One night a patient got out of bed, fell and hit his head; the incident report that clinicians submitted through the hospital’s patient safety reporting system simply stated that the fall occurred because he was feeling lightheaded. Yet the patient would tell a different story: He got up to go to the bathroom after discovering that the portable urinal that was supposed to be at the foot of his bed was missing, and staff didn’t respond when he used the call bell.

“If we had planned safety interventions based on the clinicians’ report alone, we wouldn’t be targeting the right hazards,” says Peter J. Pronovost, senior vice president for patient safety and quality at Johns Hopkins Medicine, who heard this story from a colleague who is a friend of the patient. “We’re missing so many opportunities to improve safety because we don’t have systematic ways of capturing what patients see.”

Adverse events such as falls, medication errors and diagnostic mistakes affect hundreds of thousands of patients each year. A report from the Department of Health and Human Services Office of Inspector General estimated that 13.5% of hospitalized Medicare beneficiaries experienced adverse events during a single month in 2008.

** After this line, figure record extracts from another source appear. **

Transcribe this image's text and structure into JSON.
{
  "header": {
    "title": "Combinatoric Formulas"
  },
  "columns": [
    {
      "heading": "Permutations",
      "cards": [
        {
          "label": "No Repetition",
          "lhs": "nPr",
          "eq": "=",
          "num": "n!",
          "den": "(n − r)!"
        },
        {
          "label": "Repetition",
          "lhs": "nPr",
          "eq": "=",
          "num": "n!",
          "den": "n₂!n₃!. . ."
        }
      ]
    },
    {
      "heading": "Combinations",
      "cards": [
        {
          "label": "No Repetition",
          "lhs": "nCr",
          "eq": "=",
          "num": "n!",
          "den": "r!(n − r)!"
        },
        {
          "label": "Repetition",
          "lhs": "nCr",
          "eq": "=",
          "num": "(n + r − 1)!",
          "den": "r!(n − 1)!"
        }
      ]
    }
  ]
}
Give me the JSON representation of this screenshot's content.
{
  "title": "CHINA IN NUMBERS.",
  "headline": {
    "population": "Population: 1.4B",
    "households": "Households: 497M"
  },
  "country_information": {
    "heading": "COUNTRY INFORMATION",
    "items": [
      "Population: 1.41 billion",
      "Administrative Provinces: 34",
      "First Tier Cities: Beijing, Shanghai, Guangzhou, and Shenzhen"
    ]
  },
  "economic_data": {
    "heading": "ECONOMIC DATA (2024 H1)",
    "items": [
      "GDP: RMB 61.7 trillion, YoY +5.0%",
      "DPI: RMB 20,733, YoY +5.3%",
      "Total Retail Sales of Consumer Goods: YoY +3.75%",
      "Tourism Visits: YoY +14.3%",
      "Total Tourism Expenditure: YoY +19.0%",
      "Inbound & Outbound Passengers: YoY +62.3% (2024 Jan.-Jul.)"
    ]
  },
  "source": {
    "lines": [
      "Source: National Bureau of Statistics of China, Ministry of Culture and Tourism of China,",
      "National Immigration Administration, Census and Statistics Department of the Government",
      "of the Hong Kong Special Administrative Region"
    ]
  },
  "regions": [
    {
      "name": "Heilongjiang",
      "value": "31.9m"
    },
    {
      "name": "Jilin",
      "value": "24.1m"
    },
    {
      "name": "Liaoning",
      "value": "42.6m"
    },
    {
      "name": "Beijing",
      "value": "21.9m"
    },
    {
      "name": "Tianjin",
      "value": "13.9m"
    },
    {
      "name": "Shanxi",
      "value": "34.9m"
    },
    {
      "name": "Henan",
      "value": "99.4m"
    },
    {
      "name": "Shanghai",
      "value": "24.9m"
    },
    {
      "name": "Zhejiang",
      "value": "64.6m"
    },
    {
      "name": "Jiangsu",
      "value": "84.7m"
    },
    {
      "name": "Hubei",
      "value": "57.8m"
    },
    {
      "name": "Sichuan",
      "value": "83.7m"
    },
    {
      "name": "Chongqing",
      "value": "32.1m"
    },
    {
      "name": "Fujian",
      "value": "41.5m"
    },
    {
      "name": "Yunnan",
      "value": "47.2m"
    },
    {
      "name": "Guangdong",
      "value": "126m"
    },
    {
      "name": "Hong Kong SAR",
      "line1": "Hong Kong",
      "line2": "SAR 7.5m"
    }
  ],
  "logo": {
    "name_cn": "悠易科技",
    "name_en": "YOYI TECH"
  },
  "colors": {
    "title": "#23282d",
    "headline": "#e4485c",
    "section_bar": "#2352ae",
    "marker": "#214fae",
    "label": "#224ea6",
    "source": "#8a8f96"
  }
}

Though there’s no centralized, national reporting system, 27 states and the District of Columbia have created regulations or passed legislation requiring hospitals to report adverse events as of May 2012, and hospitals that participate in the Medicare program are also required to track them. But most current systems accept reports only from health care providers—not patients or their families.

The federal Agency for Healthcare Research and Quality aims to address this gap. In a prototype program intended for use at the local level, the testing of which is expected to begin later this year, patients, consumers, family members and caregivers other than clinicians will be able to report health care “safety events” that resulted or nearly resulted in harm or injury by filling out a Web-based questionnaire or by calling a hotline. Patients will be able to submit reports on events not only in hospitals but also in nursing homes, pharmacies and other health care settings.

Many reporting efforts have focused on collecting data on adverse events but not on utilizing that data to improve patient safety, notes Pronovost, who has provided input on AHRQ’s prototype reporting system. Ideally, he says, a reporting program would give providers data on safety risks identified at their facility and share resources that will help them implement interventions. AHRQ already has a number 0f programs that help health care organizations reduce hospital-acquired infections and improve teamwork and communication.

“The more they can show they’re improving safety and reducing preventable harm, the more successful they’ll be,” Pronovost says. “People will say this system works and they’ll submit reports.”